Ash From Above
Wildfires miraculously spare the air we breathe.
Thursday, June 26, 2008
With roughly a dozen fires torching the Central Coast in the past two weeks, local medical workers have braced for a spike in respiratory complaints. But despite the spread of haze across the sky, the public health radar has barely blipped.
An eerie layer of brownish-gray smoke hung over Salinas June 13, prompting cars to turn on their headlights at 5pm. That apocalyptic vision, and the layer of ash that coated local cars and porches that weekend, might suggest that smoke from the Indians fire in the Ventana Wilderness touched down on Monterey County’s urban core.
Ed Kendig, compliance division manager for Monterey Bay Unified Air Pollution Control District, says other than some ground-level impacts in Big Sur and in south county, the Indians plume has remained aloft. But at press time, the Complex fires in Big Sur were darkening the rosy picture.
District inspectors who monitored throughout the county for fine particulate matter– a smoke ingredient that can enter the deep lung and aggravate breathing– found ground levels within state safety standards through June 22, Kendig reports. The Martin Fire in Santa Cruz and other fires from Stockton to Redding likewise stayed out of the county’s public airshed.
“Our record of instrumented measurements is entirely unremarkable and unnewsworthy. And for that we’re very lucky,” he wrote in a June 20 e-mail. “So far, we’ve dodged a big bullet.”
The luck surprised hospital workers, too. Representatives for Natividad Medical Center, Salinas Valley Memorial Hospital, Community Hospital of the Monterey Peninsula, Watsonville Community Hospital and King City’s George L. Mee Memorial Hospital all reported that there had been no increase in fire- or smoke-related admittances as of June 23.
The Indians Fire– whose plume had been heading straight south and offshore– worried air district staff when it took a 90-degree turn June 19, drifting toward the Salinas Valley. But it later returned to its southeasterly path, sparing the urban center, Kendig says.
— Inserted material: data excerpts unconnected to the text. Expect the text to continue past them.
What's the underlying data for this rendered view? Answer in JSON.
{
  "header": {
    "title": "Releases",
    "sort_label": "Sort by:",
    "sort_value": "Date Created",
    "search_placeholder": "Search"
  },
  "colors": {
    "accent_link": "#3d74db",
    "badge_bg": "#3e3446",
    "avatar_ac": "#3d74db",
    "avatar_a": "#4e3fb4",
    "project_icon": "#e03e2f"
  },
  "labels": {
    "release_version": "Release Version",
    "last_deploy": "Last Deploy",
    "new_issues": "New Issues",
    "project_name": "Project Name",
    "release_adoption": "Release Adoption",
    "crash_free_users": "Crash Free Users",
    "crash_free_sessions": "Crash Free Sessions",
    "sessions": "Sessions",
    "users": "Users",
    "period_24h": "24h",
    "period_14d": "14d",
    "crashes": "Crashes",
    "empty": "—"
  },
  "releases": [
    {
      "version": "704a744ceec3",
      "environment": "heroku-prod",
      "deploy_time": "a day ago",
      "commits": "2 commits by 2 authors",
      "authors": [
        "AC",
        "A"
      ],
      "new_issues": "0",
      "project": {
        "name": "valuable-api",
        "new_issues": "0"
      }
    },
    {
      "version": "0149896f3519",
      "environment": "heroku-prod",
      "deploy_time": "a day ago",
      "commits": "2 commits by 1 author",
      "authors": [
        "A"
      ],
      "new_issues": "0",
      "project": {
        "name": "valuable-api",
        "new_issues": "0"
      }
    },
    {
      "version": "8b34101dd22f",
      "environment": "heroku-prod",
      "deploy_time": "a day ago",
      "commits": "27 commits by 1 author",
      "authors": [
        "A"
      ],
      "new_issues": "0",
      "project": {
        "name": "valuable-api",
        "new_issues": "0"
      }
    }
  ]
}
A spot fire the same day burned directly upwind of the air district office near the junction of Highway 68 and Highway 1, forcing staff to evacuate. That fire only burned one to two acres and was quickly extinguished. Another small fire blazed off Highway 1 near the Pebble Beach gate June 20, licking though one acre before fire crews contained it.
A record-breaking dry spring jump-started this year’s fire season. Lightning struck across Northern California June 20 and 21, igniting nearly 400 fires from Monterey and Fresno counties to the Oregon border.
Gov. Arnold Schwarzenegger ordered the California National Guard to help battle the blazes June 21. That same weekend, three fires forced the evacuation of about 75 Big Sur residences and businesses. By June 23 only two of the nine major Central Coast fires had been 100 percent contained, the still-blazing Indians fire had burned through nearly 60,000 acres west of King City, and the Big Sur fires threatened homes and hillsides.
Although fallout has settled on the ground throughout the county, the ash is innocuous as long as it’s from burned vegetation rather than structures, Kendig says. “It doesn’t really involve a health risk.”
The air district has been issuing public smoke advisories since June 11. And while satellite imagery showed the plumes remaining aloft through nearly two weeks of the Indians fire, the fog that rolled in June 23 obscured the digital picture.
“To tell you the truth, we don’t know what the situation is down in the southern Salinas Valley,” Kendig said June 23. “Trying to predict where the smoke impacts will be is becoming an overwhelmingly ridiculous effort.
“In the end, our main message has to be, watch out for the smoke. It could be occurring anywhere at anytime. If you can smell it, your exposure is enough that it’s worth it to protect yourself by leaving the area or going indoors.”
Closing windows and setting ventilation systems to recirculate indoor air are smart precautions during fire season, he adds. “Your home may be your last refuge of clean air.”